Glioblastoma multiforme (GBM) is the most common primary brain tumor in adults, with a 5-year survival rate of < 5%. Aberrant function of TP53 is common in GBM. Although mutational inactivation of p53 is found in many cases, there remain tumors in which genetic alterations of p53 are absent. Negative regulators of the TP53 pathway such as MDM2, which directly inhibits TP53 expression and activity, may influence the pathogenesis of GBM. To understand its potential function in gliomagenesis, the authors analyzed a novel single nucleotide polymorphism (SNP) in the MDM2 promoter that enhances MDM2 expression. The investigators isolated DNA from 98 patients with GBM and 102 healthy, cancer-free controls. A polymerase chain reaction analysis was performed to determine the MDM2 SNP309 genotype by using distinct primer pairs for the wild-type (T) and mutant (G) alleles.

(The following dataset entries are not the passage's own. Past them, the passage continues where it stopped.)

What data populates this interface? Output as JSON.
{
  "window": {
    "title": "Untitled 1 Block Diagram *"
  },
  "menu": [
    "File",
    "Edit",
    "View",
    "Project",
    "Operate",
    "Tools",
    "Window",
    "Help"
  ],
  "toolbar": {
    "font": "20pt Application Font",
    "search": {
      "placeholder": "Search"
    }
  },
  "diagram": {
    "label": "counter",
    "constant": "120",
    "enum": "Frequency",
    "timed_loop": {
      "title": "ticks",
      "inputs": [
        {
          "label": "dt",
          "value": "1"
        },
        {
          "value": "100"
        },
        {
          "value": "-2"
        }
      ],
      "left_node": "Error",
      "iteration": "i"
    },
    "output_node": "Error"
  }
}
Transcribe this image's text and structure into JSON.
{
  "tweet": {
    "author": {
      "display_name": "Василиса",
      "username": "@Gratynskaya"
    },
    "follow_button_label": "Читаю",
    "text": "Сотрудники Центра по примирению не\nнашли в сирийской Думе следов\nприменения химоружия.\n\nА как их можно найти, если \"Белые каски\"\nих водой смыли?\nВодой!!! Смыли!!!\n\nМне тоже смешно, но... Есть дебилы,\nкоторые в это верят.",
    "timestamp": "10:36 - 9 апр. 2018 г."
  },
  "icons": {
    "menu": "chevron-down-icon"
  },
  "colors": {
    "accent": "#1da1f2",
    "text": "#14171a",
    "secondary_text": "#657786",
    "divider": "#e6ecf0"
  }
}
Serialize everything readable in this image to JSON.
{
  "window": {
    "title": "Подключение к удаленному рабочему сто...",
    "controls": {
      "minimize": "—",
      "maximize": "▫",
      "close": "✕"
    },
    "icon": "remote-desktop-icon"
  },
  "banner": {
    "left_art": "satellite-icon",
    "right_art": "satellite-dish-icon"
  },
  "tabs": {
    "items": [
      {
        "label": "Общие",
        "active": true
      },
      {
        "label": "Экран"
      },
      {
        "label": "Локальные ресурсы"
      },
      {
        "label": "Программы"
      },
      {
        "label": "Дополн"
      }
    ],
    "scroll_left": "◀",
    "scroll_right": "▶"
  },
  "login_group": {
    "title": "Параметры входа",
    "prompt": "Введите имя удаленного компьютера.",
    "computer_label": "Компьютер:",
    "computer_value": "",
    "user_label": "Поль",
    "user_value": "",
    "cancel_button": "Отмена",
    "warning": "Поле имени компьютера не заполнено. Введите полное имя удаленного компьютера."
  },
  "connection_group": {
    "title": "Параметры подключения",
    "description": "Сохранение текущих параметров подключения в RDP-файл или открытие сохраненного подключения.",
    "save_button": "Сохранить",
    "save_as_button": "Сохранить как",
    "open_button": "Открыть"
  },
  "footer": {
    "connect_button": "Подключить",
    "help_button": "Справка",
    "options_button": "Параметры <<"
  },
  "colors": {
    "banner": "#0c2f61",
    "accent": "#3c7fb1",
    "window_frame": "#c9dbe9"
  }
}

The frequency of the mutant MDM2 polymorphism was found to be higher (p = 0.0092) in patients with GBM (54.6%) compared with healthy controls (41.2%); the TT and GG genotypes were more common in healthy controls and patients with GBM (p = 0.0004 and p = 0.02, respectively). Although there was no association between the MDM2 SNP309 and overall survival, the GG genotype was associated with development of GBM at a younger age in patients with tumors harboring wild-type p53, which may mitigate the effect of the MDM2 SNP. Although the MDM2 SNP309 does not portend decreased survival, the increased incidence of the mutant G allele in patients with GBM and its influence on age of onset suggest a potential role in the molecular pathogenesis of GBM, and may be a therapeutic target.